Choosing your topic for research can seem harder than writing the paper itself.  I tell my students to choose something that interests you.  Do not choose a topic that you think is going to be easy because if you lack interest in the topic the research process will be harder.   If you can’t think of a topic look through your course textbook for a subject. If you are still stumped try out Credo reference.

To access Credo reference go the Kirk Library homepage at and click on the “Databases” tab and click on Credo Reference. If you are on campus you have direct access to the databases. If you are off campus you will be asked to sign in with your student ID (starts with a 910) and your last name.

From the Credo Reference homepage click on the “Find Topic Pages” link to be directed to topics listed either by category or alphabetically. For example the “Social Sciences” page lists 1,445 topics to choose from. Once you choose a general topic you can narrow it down by using Credo’s interactive concept map. From Credo’s homepage click on the “Concept Map” tab and type in your topic. It  takes about a minute to load.  Then the fun begins.

“The Concept Map is a visual map that displays how search terms and topics in Credo Reference are interconnected.

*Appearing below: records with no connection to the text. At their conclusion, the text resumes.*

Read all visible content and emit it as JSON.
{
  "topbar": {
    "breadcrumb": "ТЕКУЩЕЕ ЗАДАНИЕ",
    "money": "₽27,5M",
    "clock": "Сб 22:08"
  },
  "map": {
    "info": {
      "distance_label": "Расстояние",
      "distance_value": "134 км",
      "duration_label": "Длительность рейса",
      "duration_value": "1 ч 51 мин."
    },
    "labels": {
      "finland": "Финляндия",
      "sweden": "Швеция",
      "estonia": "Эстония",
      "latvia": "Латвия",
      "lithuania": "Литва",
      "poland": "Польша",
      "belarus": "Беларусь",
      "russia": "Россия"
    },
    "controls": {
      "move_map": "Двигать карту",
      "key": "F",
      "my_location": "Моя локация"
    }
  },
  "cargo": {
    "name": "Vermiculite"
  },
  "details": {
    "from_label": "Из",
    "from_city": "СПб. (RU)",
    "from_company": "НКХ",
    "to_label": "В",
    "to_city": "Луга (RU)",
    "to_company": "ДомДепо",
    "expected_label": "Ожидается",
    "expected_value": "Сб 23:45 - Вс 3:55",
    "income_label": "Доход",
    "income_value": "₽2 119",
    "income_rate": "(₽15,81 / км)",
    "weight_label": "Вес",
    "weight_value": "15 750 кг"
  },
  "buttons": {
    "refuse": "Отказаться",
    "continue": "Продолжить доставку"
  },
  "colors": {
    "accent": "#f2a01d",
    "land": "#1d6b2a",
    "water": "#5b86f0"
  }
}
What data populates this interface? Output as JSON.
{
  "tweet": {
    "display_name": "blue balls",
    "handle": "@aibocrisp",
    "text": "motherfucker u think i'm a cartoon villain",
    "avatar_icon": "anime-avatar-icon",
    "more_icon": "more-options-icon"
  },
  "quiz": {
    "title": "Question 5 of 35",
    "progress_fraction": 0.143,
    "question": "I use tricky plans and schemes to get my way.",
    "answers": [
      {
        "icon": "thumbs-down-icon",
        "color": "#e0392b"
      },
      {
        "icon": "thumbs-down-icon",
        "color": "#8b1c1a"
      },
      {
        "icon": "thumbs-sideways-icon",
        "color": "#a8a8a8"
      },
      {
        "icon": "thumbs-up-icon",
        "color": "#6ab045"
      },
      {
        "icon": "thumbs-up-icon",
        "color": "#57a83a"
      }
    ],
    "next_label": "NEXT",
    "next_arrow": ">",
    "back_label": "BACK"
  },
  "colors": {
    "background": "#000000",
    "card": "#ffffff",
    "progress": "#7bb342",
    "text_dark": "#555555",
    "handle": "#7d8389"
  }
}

The Concept Map displays the connections between search results in a visual, interactive and easy-to-use format. It enables users to quickly find information when they don’t know what to look for, when they need topic ideas for papers or research projects, or want to expand their knowledge of a given area.”  “Credo Reference’s Concept Map enables you to quickly find information when you don’t know exactly what to look for or want to expand your knowledge of a given area.”


One thought on “Need to find a topic for a research paper?

  1. This is a great resource for the early stages of research. So often students jump right into looking for articles but starting here can save them time in the long run. It helps you develop your topic which makes for much easier article searching. Thanks for posting this, Dale!